A few more picks and Motley might have been drafted Saturday. NFL Network analyst and longtime talent evaluator Gil Brandt listed him as the second-best undrafted cornerback available.
As for Morris and Basquine, they have in many ways returned to familiar territory. Both had to earn their way into OU’s rotation after walking on.
Their current situation isn’t much different.
Morris was an efficient, big target for the Sooners who caught 8 TDs in 21 catches in 2018. He was less productive his senior season, but was featured in the offense plenty and a factor on special teams as well.
He was listed as the 19th-best undrafted receiver available, according to Brandt.
“[Morris] is honestly been one of the players I’ve been asked about [by pro scouts] the most, just because he obviously was such a valuable player here — made a lot of explosive plays, big plays,” Riley said. “And then on top of it he was a tremendous special teams player, started all four of our — our Big Four — special teams. In that league with the roster spots as limited as they are, a guy like Lee, that could be his way in. Certainly had a lot of calls about him. I think there was quite a bit of interest to see how he was so productive and versatile.”

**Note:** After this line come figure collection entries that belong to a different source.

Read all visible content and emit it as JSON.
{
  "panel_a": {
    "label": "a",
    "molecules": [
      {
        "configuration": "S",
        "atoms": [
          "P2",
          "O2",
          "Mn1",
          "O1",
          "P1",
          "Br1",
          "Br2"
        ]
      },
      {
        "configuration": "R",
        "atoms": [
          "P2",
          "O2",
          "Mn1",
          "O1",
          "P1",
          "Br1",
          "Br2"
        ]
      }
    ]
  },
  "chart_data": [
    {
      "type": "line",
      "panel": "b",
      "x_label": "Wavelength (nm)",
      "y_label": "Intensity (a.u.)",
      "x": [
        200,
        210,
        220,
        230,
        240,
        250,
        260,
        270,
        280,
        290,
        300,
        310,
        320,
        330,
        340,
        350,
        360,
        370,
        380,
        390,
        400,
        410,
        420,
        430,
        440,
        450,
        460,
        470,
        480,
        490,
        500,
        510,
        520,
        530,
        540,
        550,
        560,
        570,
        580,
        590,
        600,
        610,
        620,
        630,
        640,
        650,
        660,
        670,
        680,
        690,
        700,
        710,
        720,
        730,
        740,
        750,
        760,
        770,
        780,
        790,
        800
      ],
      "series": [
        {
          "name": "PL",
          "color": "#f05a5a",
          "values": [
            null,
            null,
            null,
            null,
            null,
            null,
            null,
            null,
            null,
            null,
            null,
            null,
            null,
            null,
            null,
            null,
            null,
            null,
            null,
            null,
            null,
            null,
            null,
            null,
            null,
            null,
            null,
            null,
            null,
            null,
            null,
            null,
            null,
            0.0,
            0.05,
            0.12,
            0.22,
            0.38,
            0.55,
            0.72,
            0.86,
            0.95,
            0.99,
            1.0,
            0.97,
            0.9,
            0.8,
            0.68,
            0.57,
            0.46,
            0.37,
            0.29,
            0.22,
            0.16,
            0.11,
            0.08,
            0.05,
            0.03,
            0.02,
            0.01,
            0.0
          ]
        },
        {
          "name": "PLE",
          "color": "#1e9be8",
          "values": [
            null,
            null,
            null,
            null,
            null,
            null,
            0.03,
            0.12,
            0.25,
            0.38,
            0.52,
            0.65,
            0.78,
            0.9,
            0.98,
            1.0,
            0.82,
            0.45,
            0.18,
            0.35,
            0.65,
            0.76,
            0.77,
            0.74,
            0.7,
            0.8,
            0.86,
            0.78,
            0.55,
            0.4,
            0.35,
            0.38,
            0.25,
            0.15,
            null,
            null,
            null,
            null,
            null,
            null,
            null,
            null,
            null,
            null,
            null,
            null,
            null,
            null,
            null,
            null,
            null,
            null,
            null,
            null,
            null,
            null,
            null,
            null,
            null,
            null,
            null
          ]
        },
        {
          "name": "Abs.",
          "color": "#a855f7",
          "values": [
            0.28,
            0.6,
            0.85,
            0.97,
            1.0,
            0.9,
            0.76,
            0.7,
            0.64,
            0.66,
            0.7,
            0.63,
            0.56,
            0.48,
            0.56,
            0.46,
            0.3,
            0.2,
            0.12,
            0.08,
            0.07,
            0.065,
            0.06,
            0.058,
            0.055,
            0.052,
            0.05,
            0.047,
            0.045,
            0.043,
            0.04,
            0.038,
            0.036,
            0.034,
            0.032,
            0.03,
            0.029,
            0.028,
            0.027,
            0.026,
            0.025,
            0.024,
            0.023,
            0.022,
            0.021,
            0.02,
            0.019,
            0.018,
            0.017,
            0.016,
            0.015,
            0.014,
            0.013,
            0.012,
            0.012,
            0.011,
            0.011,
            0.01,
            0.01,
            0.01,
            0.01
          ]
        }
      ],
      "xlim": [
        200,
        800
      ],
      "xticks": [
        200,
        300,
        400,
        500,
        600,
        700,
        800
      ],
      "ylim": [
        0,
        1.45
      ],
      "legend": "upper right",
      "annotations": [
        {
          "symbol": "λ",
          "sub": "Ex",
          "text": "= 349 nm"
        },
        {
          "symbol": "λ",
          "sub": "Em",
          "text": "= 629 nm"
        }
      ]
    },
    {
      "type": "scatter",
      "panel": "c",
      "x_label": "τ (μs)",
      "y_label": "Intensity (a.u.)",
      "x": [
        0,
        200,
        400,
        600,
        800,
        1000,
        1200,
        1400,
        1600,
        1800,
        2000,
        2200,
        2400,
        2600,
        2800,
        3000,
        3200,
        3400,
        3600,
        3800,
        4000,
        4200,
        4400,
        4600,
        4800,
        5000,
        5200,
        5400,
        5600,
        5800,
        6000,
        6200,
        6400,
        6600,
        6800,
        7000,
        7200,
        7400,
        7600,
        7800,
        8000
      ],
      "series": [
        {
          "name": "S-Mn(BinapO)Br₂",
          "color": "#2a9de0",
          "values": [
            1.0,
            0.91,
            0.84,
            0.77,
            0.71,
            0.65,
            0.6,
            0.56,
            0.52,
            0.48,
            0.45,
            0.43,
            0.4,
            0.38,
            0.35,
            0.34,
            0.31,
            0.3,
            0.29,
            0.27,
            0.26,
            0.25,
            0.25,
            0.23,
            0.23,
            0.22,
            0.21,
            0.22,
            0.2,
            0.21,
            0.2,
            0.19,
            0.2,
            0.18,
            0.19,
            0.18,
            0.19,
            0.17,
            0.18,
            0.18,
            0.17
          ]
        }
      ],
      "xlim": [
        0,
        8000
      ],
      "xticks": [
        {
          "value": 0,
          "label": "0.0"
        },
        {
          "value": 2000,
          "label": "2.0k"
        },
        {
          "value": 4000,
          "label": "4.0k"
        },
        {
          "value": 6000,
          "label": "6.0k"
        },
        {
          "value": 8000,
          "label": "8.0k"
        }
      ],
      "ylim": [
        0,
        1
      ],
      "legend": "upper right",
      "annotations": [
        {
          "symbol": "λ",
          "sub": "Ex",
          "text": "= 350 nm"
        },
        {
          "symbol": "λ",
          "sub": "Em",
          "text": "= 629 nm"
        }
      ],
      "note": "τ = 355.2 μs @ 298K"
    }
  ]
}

Basquine, the cerebral and homegrown product out of Norman North, fought through injuries and finished his OU career with 674 yards and three touchdowns, meshing well in Riley’s offense.
He’s used to taking the long road.
“When I was coming in [at OU] they had a four-star, five-star slot at my position,” Basquine said last fall. “But I wasn’t afraid of competition, that was one of the big reasons I came here. I wanted to be here and it didn’t matter who was in front of me.”
OU finished the weekend with three players drafted, including first-round picks CeeDee Lamb (Dallas Cowboys) and Kenneth Murray (Los Angeles Chargers). Neville Gallimore (Dallas) was picked up in the second round.
LSU dominated the weekend, tying a national record with 14 picks. Big 12 teams had 21 picks combined.
K-State did not have a player selected for the first time since 1993, giving OU the Big 12’s longest streak. The Sooners have had a player drafted every year since 1996.